Gdy chłopcy szli do kina, na lodowisko czy gdzie indziej, Ola zawsze się za nimi wlokła. jeżeli nie chcieli jej zabrać, umiała wykorzystać łzy – czysto po kobiecemu. I Wojtek, ulegając, przekonywał kolegów, by ją wzięli.

To on nauczył ją jeździć na łyżwach, podgrzewać zupę w mikrofalówce, zaszczepił miłość do przygodowych książek. W ostatniej klasie Wojtek chodził już nie z kolegami, ale z piękną koleżanką z klasy, Kasią. Pewnego dnia Ola podpatrzyła, jak całują się za blokiem. Jej dziecięce serce pękło z zazdrości.

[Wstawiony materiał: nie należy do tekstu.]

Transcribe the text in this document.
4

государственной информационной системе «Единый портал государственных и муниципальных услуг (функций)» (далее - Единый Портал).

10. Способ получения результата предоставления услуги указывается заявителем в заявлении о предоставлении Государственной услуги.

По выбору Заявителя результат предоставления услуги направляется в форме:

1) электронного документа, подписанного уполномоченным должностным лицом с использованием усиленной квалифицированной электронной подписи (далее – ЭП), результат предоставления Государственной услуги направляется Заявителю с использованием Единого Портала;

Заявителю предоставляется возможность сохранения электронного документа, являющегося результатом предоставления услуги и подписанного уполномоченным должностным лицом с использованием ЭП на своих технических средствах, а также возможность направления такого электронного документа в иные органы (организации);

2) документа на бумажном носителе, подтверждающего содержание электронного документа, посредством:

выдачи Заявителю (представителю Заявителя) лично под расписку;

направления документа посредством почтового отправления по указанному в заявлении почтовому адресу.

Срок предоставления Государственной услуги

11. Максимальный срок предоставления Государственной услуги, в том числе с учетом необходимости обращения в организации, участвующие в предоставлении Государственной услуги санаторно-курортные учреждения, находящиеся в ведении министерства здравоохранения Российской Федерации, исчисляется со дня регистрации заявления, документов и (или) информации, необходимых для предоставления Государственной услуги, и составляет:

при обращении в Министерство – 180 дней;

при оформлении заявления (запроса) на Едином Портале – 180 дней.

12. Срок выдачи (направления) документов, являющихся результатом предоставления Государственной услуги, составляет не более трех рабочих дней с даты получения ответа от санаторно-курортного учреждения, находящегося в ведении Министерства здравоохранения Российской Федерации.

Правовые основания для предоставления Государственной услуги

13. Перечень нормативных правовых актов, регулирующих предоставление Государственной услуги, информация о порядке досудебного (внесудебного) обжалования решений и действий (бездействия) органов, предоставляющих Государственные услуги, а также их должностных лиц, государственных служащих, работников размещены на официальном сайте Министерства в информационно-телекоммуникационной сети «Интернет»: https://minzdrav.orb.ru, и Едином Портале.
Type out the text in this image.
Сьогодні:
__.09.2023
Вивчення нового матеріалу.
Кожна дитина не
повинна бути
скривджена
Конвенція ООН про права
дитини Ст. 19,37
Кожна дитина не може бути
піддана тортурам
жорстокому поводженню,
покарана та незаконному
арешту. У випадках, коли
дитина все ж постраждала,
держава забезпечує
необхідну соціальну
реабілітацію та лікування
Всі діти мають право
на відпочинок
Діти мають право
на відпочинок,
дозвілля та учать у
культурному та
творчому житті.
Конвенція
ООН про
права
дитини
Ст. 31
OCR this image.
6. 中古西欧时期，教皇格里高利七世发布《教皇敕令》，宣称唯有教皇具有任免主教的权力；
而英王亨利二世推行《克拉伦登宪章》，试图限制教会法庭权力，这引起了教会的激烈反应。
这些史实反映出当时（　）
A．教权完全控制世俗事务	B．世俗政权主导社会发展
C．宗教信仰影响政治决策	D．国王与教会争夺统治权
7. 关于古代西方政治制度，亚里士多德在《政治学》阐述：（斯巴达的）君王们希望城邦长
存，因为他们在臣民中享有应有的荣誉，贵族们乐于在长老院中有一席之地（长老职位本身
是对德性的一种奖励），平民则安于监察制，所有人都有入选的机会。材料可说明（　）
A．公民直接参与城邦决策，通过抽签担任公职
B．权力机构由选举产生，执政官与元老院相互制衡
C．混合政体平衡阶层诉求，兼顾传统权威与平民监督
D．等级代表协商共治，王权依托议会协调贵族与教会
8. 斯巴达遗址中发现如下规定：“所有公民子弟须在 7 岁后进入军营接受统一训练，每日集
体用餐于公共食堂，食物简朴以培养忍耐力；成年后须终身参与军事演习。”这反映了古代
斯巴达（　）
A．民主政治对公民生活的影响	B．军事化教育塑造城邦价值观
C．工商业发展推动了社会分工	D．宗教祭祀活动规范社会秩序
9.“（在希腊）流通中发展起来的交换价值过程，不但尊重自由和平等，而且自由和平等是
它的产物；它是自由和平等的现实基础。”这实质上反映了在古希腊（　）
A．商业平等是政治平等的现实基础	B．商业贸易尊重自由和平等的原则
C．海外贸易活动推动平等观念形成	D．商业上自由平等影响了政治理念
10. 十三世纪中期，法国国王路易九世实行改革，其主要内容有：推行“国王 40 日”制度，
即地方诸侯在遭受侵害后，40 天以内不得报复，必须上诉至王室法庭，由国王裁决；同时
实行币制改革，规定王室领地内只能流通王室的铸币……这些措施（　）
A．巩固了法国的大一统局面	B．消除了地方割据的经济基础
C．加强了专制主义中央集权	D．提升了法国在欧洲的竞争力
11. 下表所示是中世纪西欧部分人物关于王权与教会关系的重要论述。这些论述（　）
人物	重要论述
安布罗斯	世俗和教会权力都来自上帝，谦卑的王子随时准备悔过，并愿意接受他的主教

Po maturze Wojtek wstąpił do szkoły oficerskiej. Rzadko wracał do domu. Cieszyło to Olę – nie będzie przy nim”Minęło wiele lat, ale gdy pewnego dnia spotkali się znowu, oboje zrozumieli, iż najprawdziwsza miłość to taka, która czeka cierpliwie i znajduje drogę choćby przez lata rozłąki.”